I am possibly going to buy a Chris Cox training snaffle. Anyone else on the forum have any feedback on them or have any experience using them?


----------



## kevinshorses (Aug 15, 2009)

I think you could find one without Chis Cox's name on it for much less. Unless your horse is much smarter than mine it won't now the difference.


----------



## PaintsPwn (Dec 29, 2009)

Agreed with kevinshorses. Nothing special about those snaffles except they're snazzed up and the price is yanked up.


----------



## smrobs (Jul 30, 2008)

http://www.chris-cox.com/catalog/product_info.php?cPath=25&products_id=157

Is that the one you are talking about?


----------



## lb_cake (Aug 26, 2008)

Yep, that's the one. I found one used for alot cheaper. It is different than other snaffles due to it being welded into a fixed position. Just wondered what everyone's opinion was on them.


----------



## PaintsPwn (Dec 29, 2009)

Me thinks it's a gimmick.


----------



## Walkamile (Dec 29, 2008)

Hi ib Cake. I've been looking at CC bit also. It's between his and one of the Myler bits. I'd like some feed back about CC bit too. He's very into the comfort and _feel _of the horse, so I personally have not seen gimmicks with anything connected with him. 

If you've found one for less, I wouln't hesitate to buy it.  If it's the right size and you decide you do not like it, I'll buy it off you!


----------



## FlyinSoLow (Jan 5, 2010)

Had one, no horse I rode in it rode well :?

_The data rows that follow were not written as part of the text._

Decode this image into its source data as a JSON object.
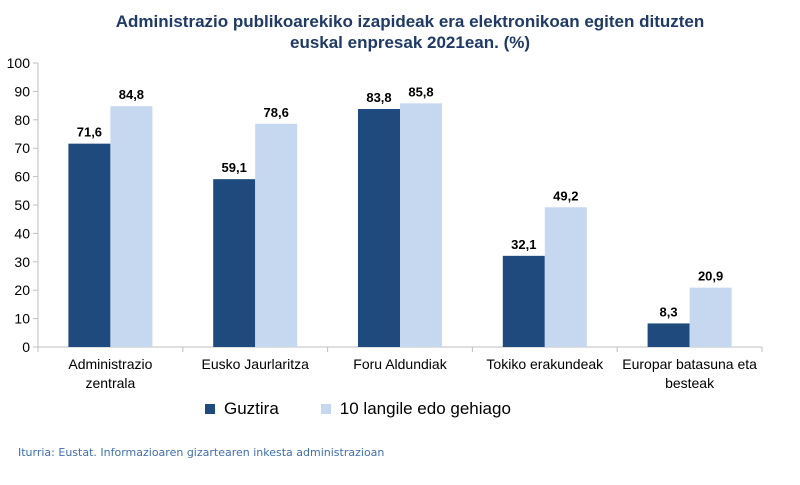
{
  "chart_data": {
    "type": "bar",
    "title_line1": "Administrazio publikoarekiko izapideak era elektronikoan egiten dituzten",
    "title_line2": "euskal enpresak 2021ean. (%)",
    "categories": [
      [
        "Administrazio",
        "zentrala"
      ],
      [
        "Eusko Jaurlaritza"
      ],
      [
        "Foru Aldundiak"
      ],
      [
        "Tokiko erakundeak"
      ],
      [
        "Europar batasuna eta",
        "besteak"
      ]
    ],
    "series": [
      {
        "name": "Guztira",
        "color": "#1f4a7e",
        "values": [
          71.6,
          59.1,
          83.8,
          32.1,
          8.3
        ],
        "labels": [
          "71,6",
          "59,1",
          "83,8",
          "32,1",
          "8,3"
        ]
      },
      {
        "name": "10 langile edo gehiago",
        "color": "#c5d8f0",
        "values": [
          84.8,
          78.6,
          85.8,
          49.2,
          20.9
        ],
        "labels": [
          "84,8",
          "78,6",
          "85,8",
          "49,2",
          "20,9"
        ]
      }
    ],
    "ylim": [
      0,
      100
    ],
    "yticks": [
      0,
      10,
      20,
      30,
      40,
      50,
      60,
      70,
      80,
      90,
      100
    ],
    "grid": false,
    "legend_position": "bottom"
  },
  "source": "Iturria: Eustat. Informazioaren gizartearen inkesta administrazioan"
}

All my horses liked the non-fixed regular sweet iron/copper bits better!


----------



## Honeysuga (Sep 1, 2009)

I don't really dig the use of a snaffle that is welded into a fixed position... kinda defeats the purpose of a snaffle IMO. If you are looking into a training snaffle I am assuming you have a green horse, in that case you want as much movement as possible. I would look for something else. You can find a snaffle that looks just as pretty as that one without the name with it that is not stiff and for a much cheaper price.

Just my 2 cents.


----------



## smrobs (Jul 30, 2008)

I have to agree with Honeysuga. I am not sure that I really like the idea of it. If you ever have to really take a horse's head to the side in an emergency, the fixed ring would cause the mouth to collapse into the tongue :?.

I think if I was going to go for some "signature" bit, I would probably go for something more like this.
Reinsman Offset Dee Billy Allen Snaffle Bit | NRS - National Roper Supply - Western Wear, tack, team ropes, horse tack, team roping ropes, bits...

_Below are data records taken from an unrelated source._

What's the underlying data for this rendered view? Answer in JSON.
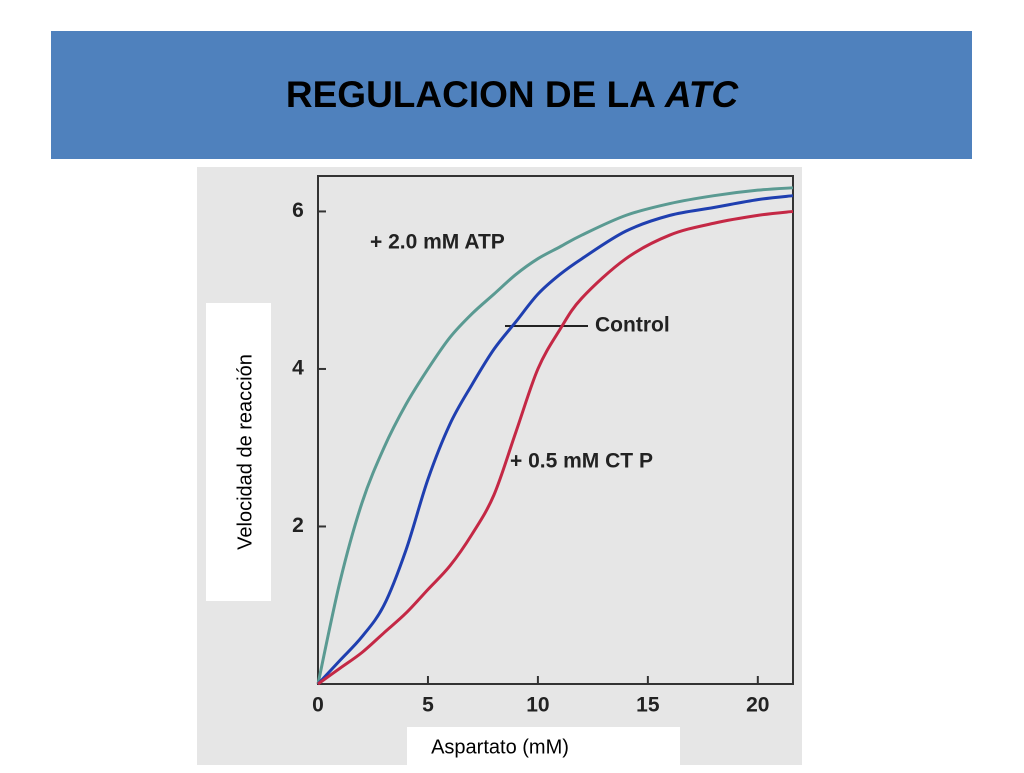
{
  "chart_data": {
    "type": "line",
    "title": [
      "REGULACION DE LA",
      "ATC"
    ],
    "x_label": "Aspartato (mM)",
    "y_label": "Velocidad de reacción",
    "x": [
      0,
      1,
      2,
      3,
      4,
      5,
      6,
      7,
      8,
      9,
      10,
      11,
      12,
      14,
      16,
      18,
      20,
      21.6
    ],
    "series": [
      {
        "name": "+ 2.0 mM ATP",
        "color": "#5a9a92",
        "values": [
          0,
          1.3,
          2.3,
          3.0,
          3.55,
          4.0,
          4.4,
          4.7,
          4.95,
          5.2,
          5.4,
          5.55,
          5.7,
          5.95,
          6.1,
          6.2,
          6.27,
          6.3
        ]
      },
      {
        "name": "Control",
        "color": "#1f3fb0",
        "values": [
          0,
          0.3,
          0.6,
          1.0,
          1.7,
          2.6,
          3.3,
          3.8,
          4.25,
          4.6,
          4.95,
          5.2,
          5.4,
          5.75,
          5.95,
          6.05,
          6.15,
          6.2
        ]
      },
      {
        "name": "+ 0.5 mM CT P",
        "color": "#c42845",
        "values": [
          0,
          0.2,
          0.4,
          0.65,
          0.9,
          1.2,
          1.5,
          1.9,
          2.4,
          3.2,
          4.0,
          4.5,
          4.9,
          5.4,
          5.7,
          5.85,
          5.95,
          6.0
        ]
      }
    ],
    "xlim": [
      0,
      21.6
    ],
    "ylim": [
      0,
      6.45
    ],
    "xticks": [
      0,
      5,
      10,
      15,
      20
    ],
    "yticks": [
      2,
      4,
      6
    ]
  }
}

But IMHO, something like this would work just as well.......at one third the price.
Offset D Snaffle Horse Bit | NRS - National Roper Supply - Western Wear, tack, team ropes, horse tack, team roping ropes, bits...


----------



## SavvyHearts (Sep 29, 2009)

kevinshorses said:


> I think you could find one without Chis Cox's name on it for much less. Unless your horse is much smarter than mine it won't now the difference.


agreed


----------



## lb_cake (Aug 26, 2008)

Yeah, I think I am going to try the 20 dollar snaffle that Smrobs posted. I am currently using a wonderbit as a snaffle right now, not the shank setting and I thought I would try something a little simpler for him. Thanks for all the imput! :lol:


----------